私は、今の日本代表に足りないのはクリエイティブなプレーだと思っている。それができるには、著者が言うように、小さい頃からの教育が重要になってくる。
考えずに惰性でサッカーをやってうまくなるのかと著者は問う。確かに、日本代表を世界のトップレベルにするには考えてプレーすることが絶対に必要になってくる。面白いことに、プロ野球、楽天の監督の野村が若いころに同じようなことを言っている。日本の野球を世界で通用するようにするためには考える野球をしなければならないと。偶然の一致ではあるが、2人ともパワーや体格で劣る日本人が世界で活躍するには考えるプレーで補うしかないと思ったのではないだろうか。

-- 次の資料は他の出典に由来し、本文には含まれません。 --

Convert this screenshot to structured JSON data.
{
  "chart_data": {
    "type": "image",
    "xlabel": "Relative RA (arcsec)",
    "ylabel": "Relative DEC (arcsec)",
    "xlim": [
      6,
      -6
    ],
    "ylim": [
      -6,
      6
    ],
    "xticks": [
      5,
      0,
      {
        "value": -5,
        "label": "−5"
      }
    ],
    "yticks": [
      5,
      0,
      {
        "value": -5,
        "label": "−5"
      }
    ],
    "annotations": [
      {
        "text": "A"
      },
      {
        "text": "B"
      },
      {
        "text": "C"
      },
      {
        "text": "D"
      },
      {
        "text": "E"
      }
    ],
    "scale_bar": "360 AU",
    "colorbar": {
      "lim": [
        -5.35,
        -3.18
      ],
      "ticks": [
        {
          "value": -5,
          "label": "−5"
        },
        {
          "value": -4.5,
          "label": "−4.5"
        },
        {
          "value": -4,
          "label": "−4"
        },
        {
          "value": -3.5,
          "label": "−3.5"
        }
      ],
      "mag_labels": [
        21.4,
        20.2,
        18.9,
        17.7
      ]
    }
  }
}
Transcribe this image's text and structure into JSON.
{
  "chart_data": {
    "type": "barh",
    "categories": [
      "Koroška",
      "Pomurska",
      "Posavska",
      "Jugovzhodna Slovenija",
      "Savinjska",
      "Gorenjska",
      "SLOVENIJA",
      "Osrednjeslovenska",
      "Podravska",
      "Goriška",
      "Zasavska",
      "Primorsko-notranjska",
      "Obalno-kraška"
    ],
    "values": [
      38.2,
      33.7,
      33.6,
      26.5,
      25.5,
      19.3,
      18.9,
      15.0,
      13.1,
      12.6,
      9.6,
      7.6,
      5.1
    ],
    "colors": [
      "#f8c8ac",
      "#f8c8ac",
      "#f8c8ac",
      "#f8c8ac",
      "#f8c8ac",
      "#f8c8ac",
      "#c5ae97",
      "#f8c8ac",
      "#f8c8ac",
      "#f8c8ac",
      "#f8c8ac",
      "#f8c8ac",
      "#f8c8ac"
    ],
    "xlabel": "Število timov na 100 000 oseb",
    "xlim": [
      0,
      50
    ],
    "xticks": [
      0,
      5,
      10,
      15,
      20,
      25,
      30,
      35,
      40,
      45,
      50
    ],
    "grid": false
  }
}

田嶋は、これからのサッカーでは意図を持って一つ一つのプレーをし、その癖を子供の頃からの教育によって身につけさせなければならないと説く。日本代表にとって必要なのは一瞬の判断力であり、それを作るために必要なのは論理的思考力であると。また、プレーの意図をきちんと説明できるコミュニケーション力も必要らしい。そのために著者が教えているのが、「言語技術」の習得である。サッカーを強くするために子供の教育から変えていくという発想は面白く、的を射ている。サッカーやラグビーのような、攻守の切り替えが速く、柔軟でクリエイティブなプレーを求められる競技では、教育環境から変えていかなければ一流にはなれない。偏差値重視、暗記中心の画一的な教育を行っている日本では、なかなかジダンやロナウジーニョのような選手は生まれてこないだろう。従って、この本に書かれたような取り組みは非常に有効であるし、日本を一流のサッカー国にするための基礎を作りつつあるのだと感じる。
この本を読んで、私は日本サッカーの未来に明るい光を見出した。